In order to add it and record your pronunciation, you have to access your profile from the LinkedIn mobile app. It does not allow you to record via desktop currently.
When you are on the app, go to your profile, click the pencil icon across from your profile picture, and have your name you’ll see a section that says “add name pronunciation.”
Click that and you can record right from the app and save it to your profile for people to hear before connecting with you.
10. Avoid overused buzzwords
Oh, buzzwords. You probably have a few in mind that you see overly-used or make you cringe when you see them. These are adjectives that you’ll often see on LinkedIn headlines or summaries that add no real value to the profile.
Think of terms like “Experienced, Leader, Expert, Guru, Innovative, Certified, etc.
This doesn’t mean that there isn’t value in these terms at all in some instances. The problem is just because you use these terms to describe yourself, doesn’t mean they are convincing enough to people viewing your profile.
People will see you as an “expert” or “innovative” when you provide value through content, show your work experience off, and when you engage with others. That’s where you demonstrate what you are all about, not through utilizing buzzwords all over your profile.

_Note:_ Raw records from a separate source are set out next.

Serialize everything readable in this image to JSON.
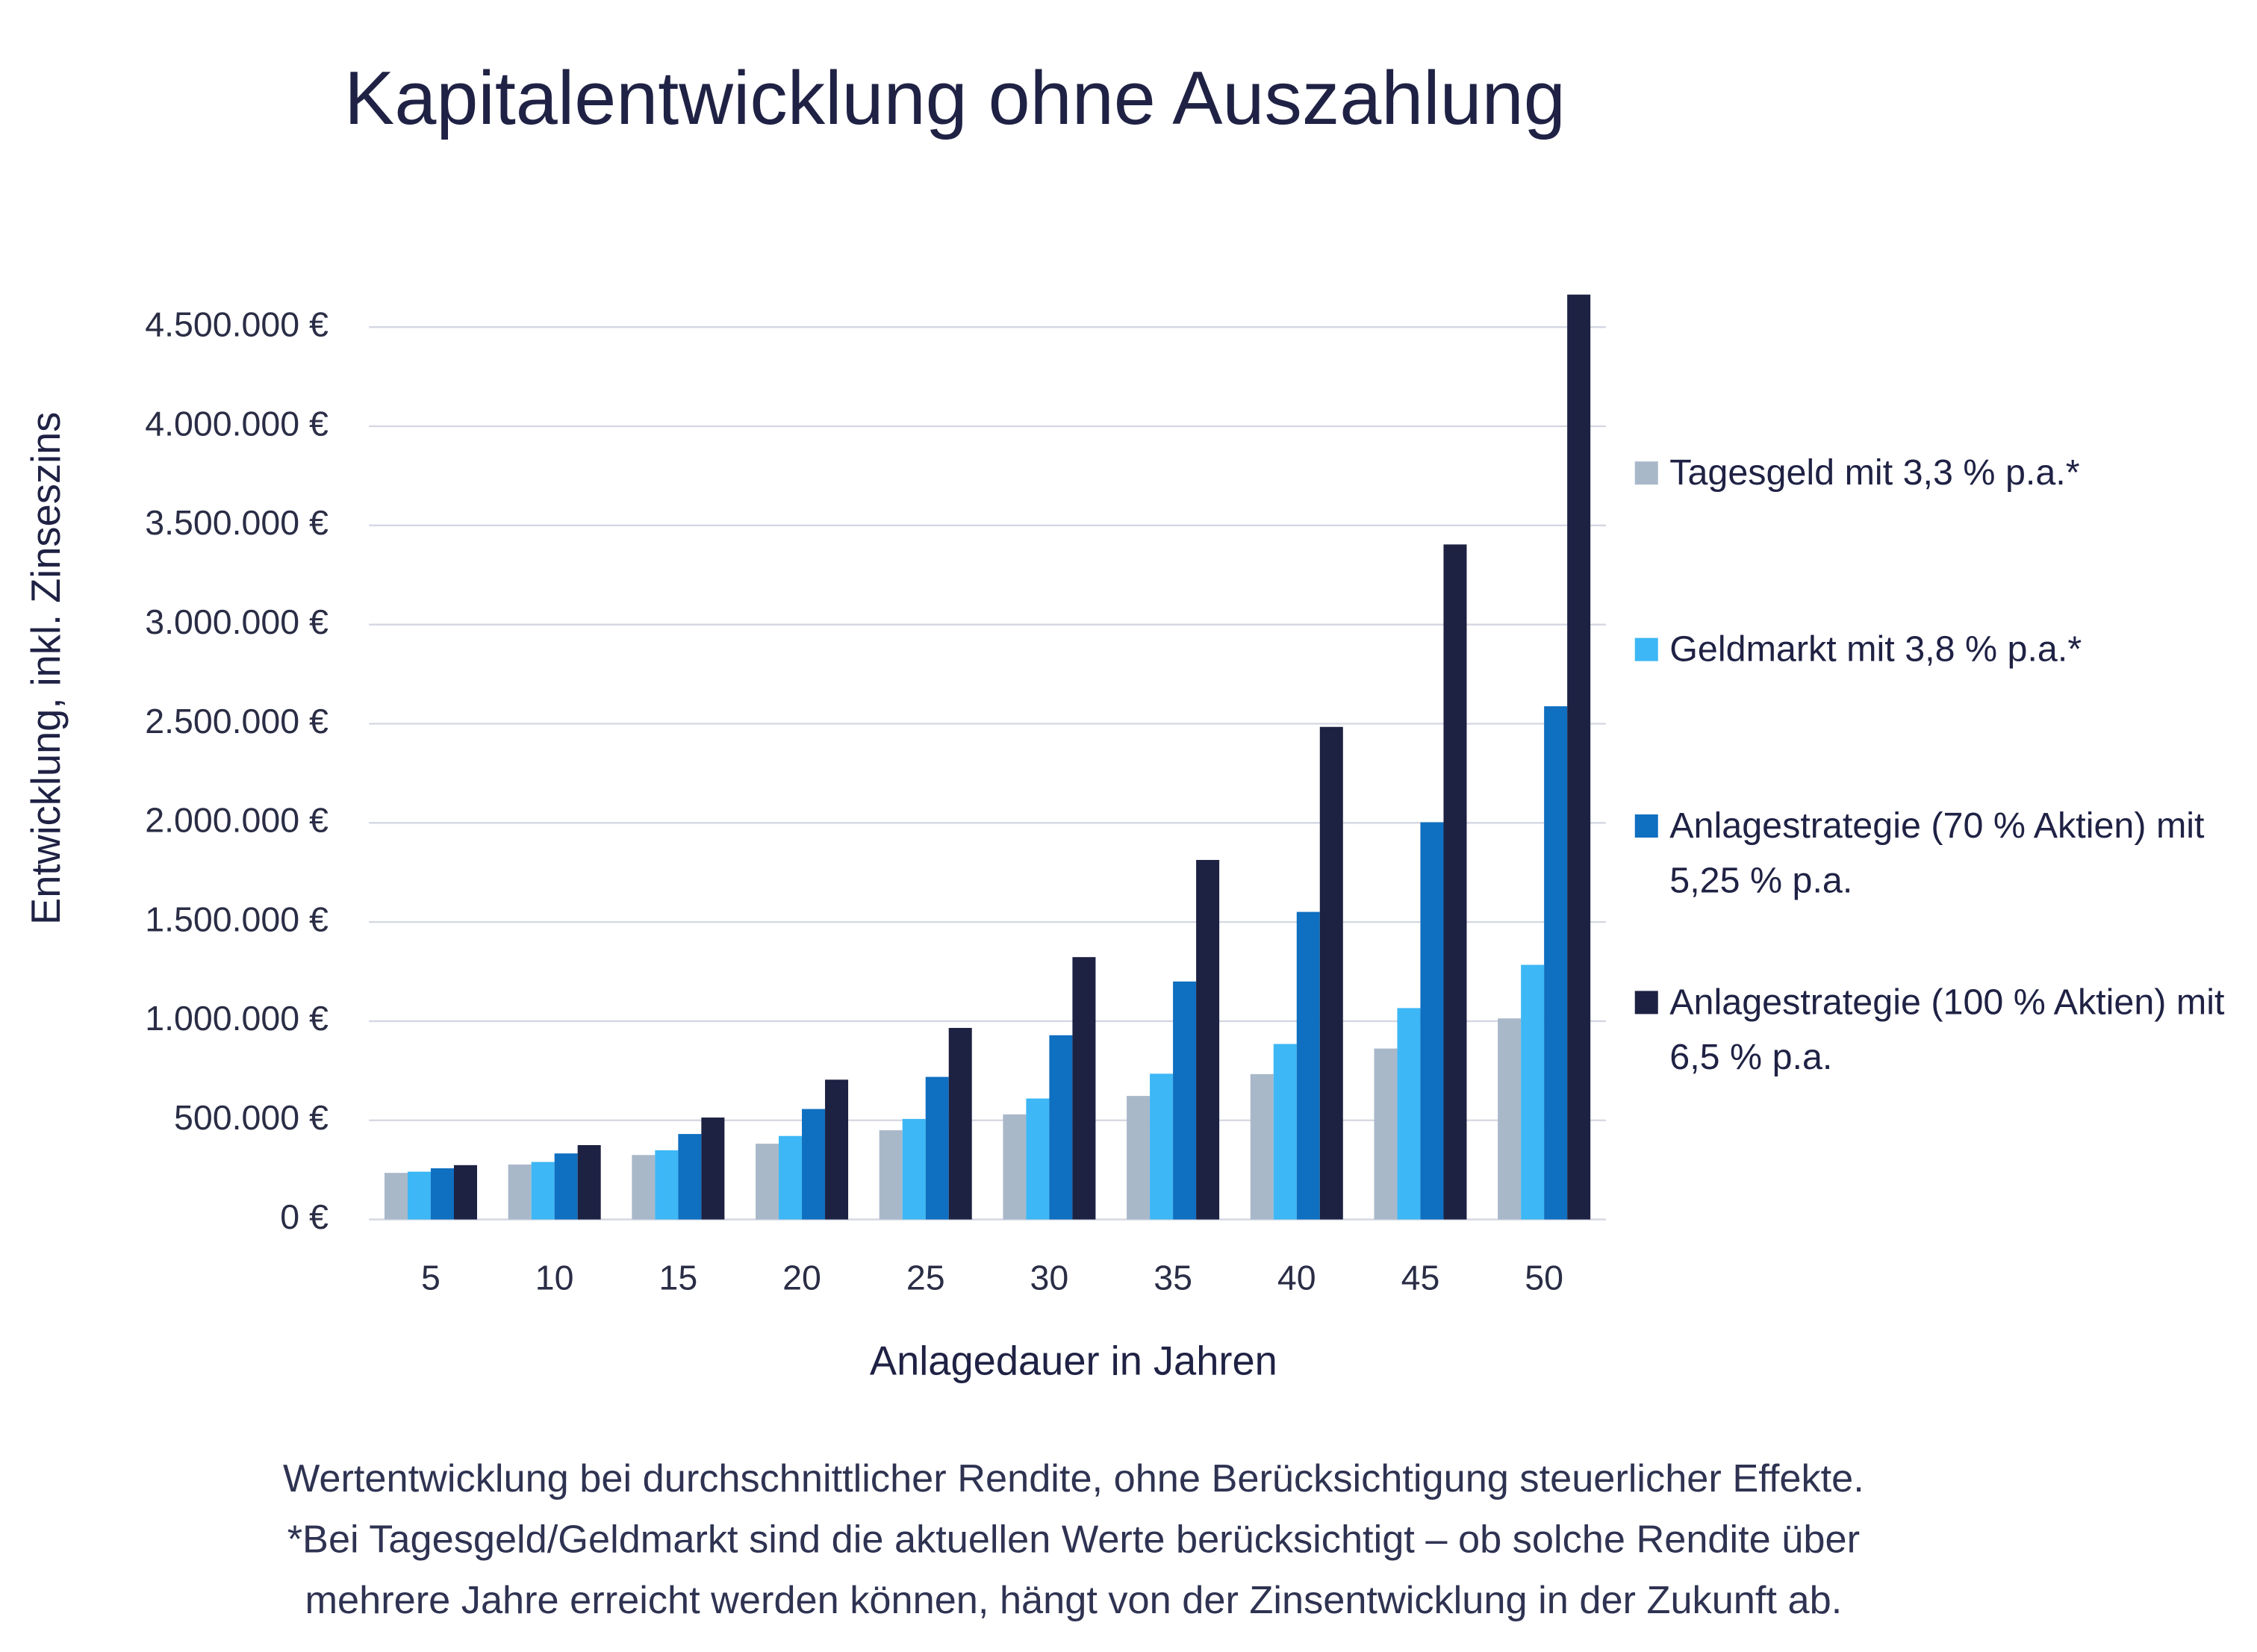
{
  "chart_data": {
    "type": "bar",
    "title": "Kapitalentwicklung ohne Auszahlung",
    "x_label": "Anlagedauer in Jahren",
    "y_label": "Entwicklung, inkl. Zinseszins",
    "categories": [
      "5",
      "10",
      "15",
      "20",
      "25",
      "30",
      "35",
      "40",
      "45",
      "50"
    ],
    "series": [
      {
        "name": "Tagesgeld mit 3,3 % p.a.*",
        "color": "#a9b8c9",
        "values": [
          235000,
          277000,
          325000,
          382000,
          450000,
          530000,
          623000,
          733000,
          862000,
          1014000
        ]
      },
      {
        "name": "Geldmarkt mit 3,8 % p.a.*",
        "color": "#3db7f5",
        "values": [
          241000,
          290000,
          349000,
          421000,
          507000,
          610000,
          735000,
          885000,
          1066000,
          1284000
        ]
      },
      {
        "name": "Anlagestrategie (70 % Aktien) mit 5,25 % p.a.",
        "color": "#0f6fc0",
        "values": [
          258000,
          333000,
          431000,
          557000,
          719000,
          929000,
          1200000,
          1551000,
          2003000,
          2588000
        ]
      },
      {
        "name": "Anlagestrategie (100 % Aktien) mit 6,5 % p.a.",
        "color": "#1d2142",
        "values": [
          274000,
          375000,
          514000,
          705000,
          966000,
          1323000,
          1813000,
          2484000,
          3404000,
          4664000
        ]
      }
    ],
    "ylim": [
      0,
      4800000
    ],
    "yticks": [
      {
        "value": 0,
        "label": "0 €"
      },
      {
        "value": 500000,
        "label": "500.000 €"
      },
      {
        "value": 1000000,
        "label": "1.000.000 €"
      },
      {
        "value": 1500000,
        "label": "1.500.000 €"
      },
      {
        "value": 2000000,
        "label": "2.000.000 €"
      },
      {
        "value": 2500000,
        "label": "2.500.000 €"
      },
      {
        "value": 3000000,
        "label": "3.000.000 €"
      },
      {
        "value": 3500000,
        "label": "3.500.000 €"
      },
      {
        "value": 4000000,
        "label": "4.000.000 €"
      },
      {
        "value": 4500000,
        "label": "4.500.000 €"
      }
    ],
    "grid": true,
    "legend": "right",
    "notes": [
      "Wertentwicklung bei durchschnittlicher Rendite, ohne Berücksichtigung steuerlicher Effekte.",
      "*Bei Tagesgeld/Geldmarkt sind die aktuellen Werte berücksichtigt – ob solche Rendite über",
      "mehrere Jahre erreicht werden können, hängt von der Zinsentwicklung in der Zukunft ab."
    ]
  }
}
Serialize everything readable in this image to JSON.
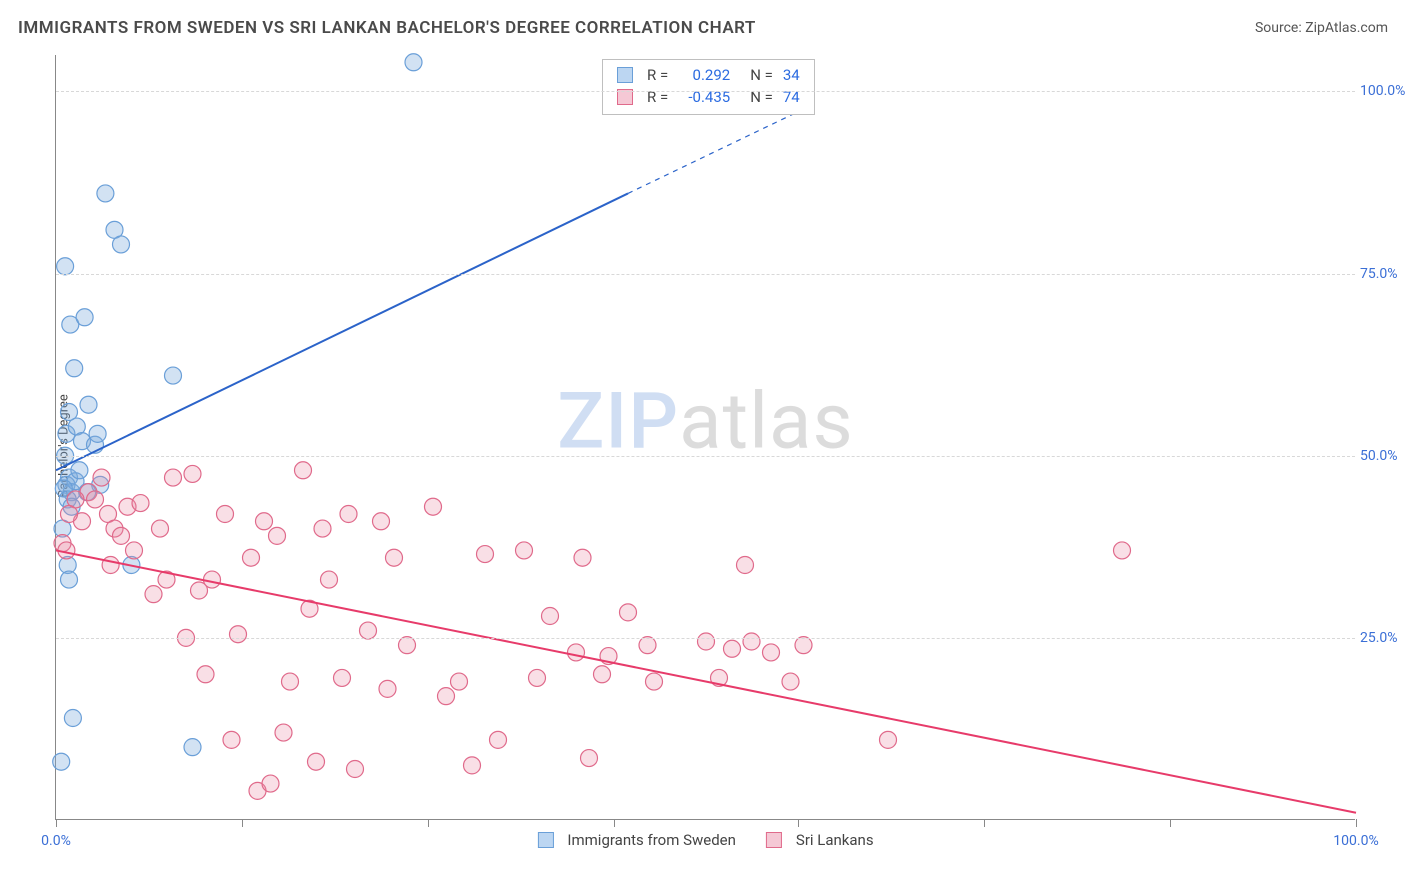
{
  "header": {
    "title": "IMMIGRANTS FROM SWEDEN VS SRI LANKAN BACHELOR'S DEGREE CORRELATION CHART",
    "source": "Source: ZipAtlas.com"
  },
  "chart": {
    "type": "scatter",
    "ylabel": "Bachelor's Degree",
    "watermark": {
      "zip": "ZIP",
      "atlas": "atlas"
    },
    "xlim": [
      0,
      100
    ],
    "ylim": [
      0,
      105
    ],
    "yticks": [
      {
        "v": 25,
        "label": "25.0%"
      },
      {
        "v": 50,
        "label": "50.0%"
      },
      {
        "v": 75,
        "label": "75.0%"
      },
      {
        "v": 100,
        "label": "100.0%"
      }
    ],
    "xtick_positions": [
      0,
      14.3,
      28.6,
      42.9,
      57.1,
      71.4,
      85.7,
      100
    ],
    "xtick_labels": [
      {
        "v": 0,
        "label": "0.0%"
      },
      {
        "v": 100,
        "label": "100.0%"
      }
    ],
    "grid_color": "#d8d8d8",
    "background_color": "#ffffff",
    "series": [
      {
        "name": "Immigrants from Sweden",
        "swatch_fill": "#bcd6f2",
        "swatch_stroke": "#6a9fd8",
        "marker_fill": "rgba(126,172,222,0.35)",
        "marker_stroke": "#6a9fd8",
        "marker_r": 8.5,
        "line_color": "#2b63c9",
        "line_width": 2,
        "r_label": "R =",
        "r_value": "0.292",
        "n_label": "N =",
        "n_value": "34",
        "trend": {
          "x1": 0,
          "y1": 48,
          "x2_solid": 44,
          "y2_solid": 86,
          "x2_dash": 58,
          "y2_dash": 98
        },
        "points": [
          [
            1.0,
            47
          ],
          [
            0.8,
            46
          ],
          [
            1.2,
            45
          ],
          [
            1.5,
            46.5
          ],
          [
            0.6,
            45.5
          ],
          [
            0.9,
            44
          ],
          [
            1.1,
            68
          ],
          [
            2.2,
            69
          ],
          [
            0.8,
            53
          ],
          [
            1.6,
            54
          ],
          [
            1.0,
            56
          ],
          [
            2.0,
            52
          ],
          [
            1.4,
            62
          ],
          [
            3.0,
            51.5
          ],
          [
            3.2,
            53
          ],
          [
            0.7,
            76
          ],
          [
            3.8,
            86
          ],
          [
            4.5,
            81
          ],
          [
            5.0,
            79
          ],
          [
            0.9,
            35
          ],
          [
            1.0,
            33
          ],
          [
            2.5,
            57
          ],
          [
            9.0,
            61
          ],
          [
            1.3,
            14
          ],
          [
            3.4,
            46
          ],
          [
            0.4,
            8
          ],
          [
            10.5,
            10
          ],
          [
            5.8,
            35
          ],
          [
            27.5,
            104
          ],
          [
            1.2,
            43
          ],
          [
            0.7,
            50
          ],
          [
            2.4,
            45
          ],
          [
            1.8,
            48
          ],
          [
            0.5,
            40
          ]
        ]
      },
      {
        "name": "Sri Lankans",
        "swatch_fill": "#f5c8d5",
        "swatch_stroke": "#e06a8b",
        "marker_fill": "rgba(235,140,165,0.28)",
        "marker_stroke": "#e06a8b",
        "marker_r": 8.5,
        "line_color": "#e73b6a",
        "line_width": 2,
        "r_label": "R =",
        "r_value": "-0.435",
        "n_label": "N =",
        "n_value": "74",
        "trend": {
          "x1": 0,
          "y1": 37,
          "x2_solid": 100,
          "y2_solid": 1
        },
        "points": [
          [
            0.5,
            38
          ],
          [
            2.5,
            45
          ],
          [
            3.0,
            44
          ],
          [
            3.5,
            47
          ],
          [
            4.0,
            42
          ],
          [
            4.5,
            40
          ],
          [
            5.0,
            39
          ],
          [
            5.5,
            43
          ],
          [
            6.0,
            37
          ],
          [
            6.5,
            43.5
          ],
          [
            7.5,
            31
          ],
          [
            8.0,
            40
          ],
          [
            8.5,
            33
          ],
          [
            9.0,
            47
          ],
          [
            10.0,
            25
          ],
          [
            10.5,
            47.5
          ],
          [
            11.0,
            31.5
          ],
          [
            11.5,
            20
          ],
          [
            12.0,
            33
          ],
          [
            13.0,
            42
          ],
          [
            13.5,
            11
          ],
          [
            14.0,
            25.5
          ],
          [
            15.0,
            36
          ],
          [
            15.5,
            4
          ],
          [
            16.0,
            41
          ],
          [
            16.5,
            5
          ],
          [
            17.0,
            39
          ],
          [
            17.5,
            12
          ],
          [
            18.0,
            19
          ],
          [
            19.0,
            48
          ],
          [
            19.5,
            29
          ],
          [
            20.0,
            8
          ],
          [
            20.5,
            40
          ],
          [
            21.0,
            33
          ],
          [
            22.0,
            19.5
          ],
          [
            22.5,
            42
          ],
          [
            23.0,
            7
          ],
          [
            24.0,
            26
          ],
          [
            25.0,
            41
          ],
          [
            25.5,
            18
          ],
          [
            26.0,
            36
          ],
          [
            27.0,
            24
          ],
          [
            29.0,
            43
          ],
          [
            30.0,
            17
          ],
          [
            31.0,
            19
          ],
          [
            32.0,
            7.5
          ],
          [
            33.0,
            36.5
          ],
          [
            34.0,
            11
          ],
          [
            36.0,
            37
          ],
          [
            37.0,
            19.5
          ],
          [
            38.0,
            28
          ],
          [
            40.0,
            23
          ],
          [
            40.5,
            36
          ],
          [
            41.0,
            8.5
          ],
          [
            42.0,
            20
          ],
          [
            42.5,
            22.5
          ],
          [
            44.0,
            28.5
          ],
          [
            45.5,
            24
          ],
          [
            46.0,
            19
          ],
          [
            50.0,
            24.5
          ],
          [
            51.0,
            19.5
          ],
          [
            52.0,
            23.5
          ],
          [
            53.0,
            35
          ],
          [
            53.5,
            24.5
          ],
          [
            55.0,
            23
          ],
          [
            56.5,
            19
          ],
          [
            57.5,
            24
          ],
          [
            64.0,
            11
          ],
          [
            82.0,
            37
          ],
          [
            4.2,
            35
          ],
          [
            2.0,
            41
          ],
          [
            1.5,
            44
          ],
          [
            1.0,
            42
          ],
          [
            0.8,
            37
          ]
        ]
      }
    ],
    "stats_box": {
      "left_pct": 42,
      "top_pct": 0.5
    },
    "legend_bottom": true
  }
}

11. Start writing, sharing, & engaging
As you start to clean up your LinkedIn profile, it’s time you also start engaging and getting active! There are many ways to do so, even if you aren’t into building a massive personal brand.
Start writing! Share insights into things you’ve learned in your career, expert insights into your industry or job position, and keep providing value. You don’t need to post every day, but find the cadence that works for you. It can be a mix of blog posts, text only, video, or image-based content.
The other aspect to being seen on LinkedIn and making connections is engagement. This is interacting with others’ content whether a comment, reacting, or resharing. You can tag your network on things (in moderation), too. This is how you boost credibility and reach, plus people love getting engagement and will likely return that on your content, too!
An easy way to get involved is if your company or team has an employee advocacy program in place, like EveryoneSocial. You’ll have access to all the best content worth sharing, can pull in feeds that interest you, and engage with company content easier.
12. Get your social selling index score
Getting your social selling index score might not be for everyone, but it could be interesting to see the number. Everyone’s profile gets a score based on profile optimization, networking, content, etc.
According to LinkedIn data, social selling leaders create 45% more opportunities than peers with lower SSI. This can be impactful for your personal brand, generating leads, or finding new opportunities in your career.
While this is not an exact way to optimize your profile, it does tell you how well your optimization efforts have one so far.
To get your score, head on over to the Social Selling Index page and click get your free score. If you are logged in already to LinkedIn, it will show your score. Otherwise, just log in when prompted.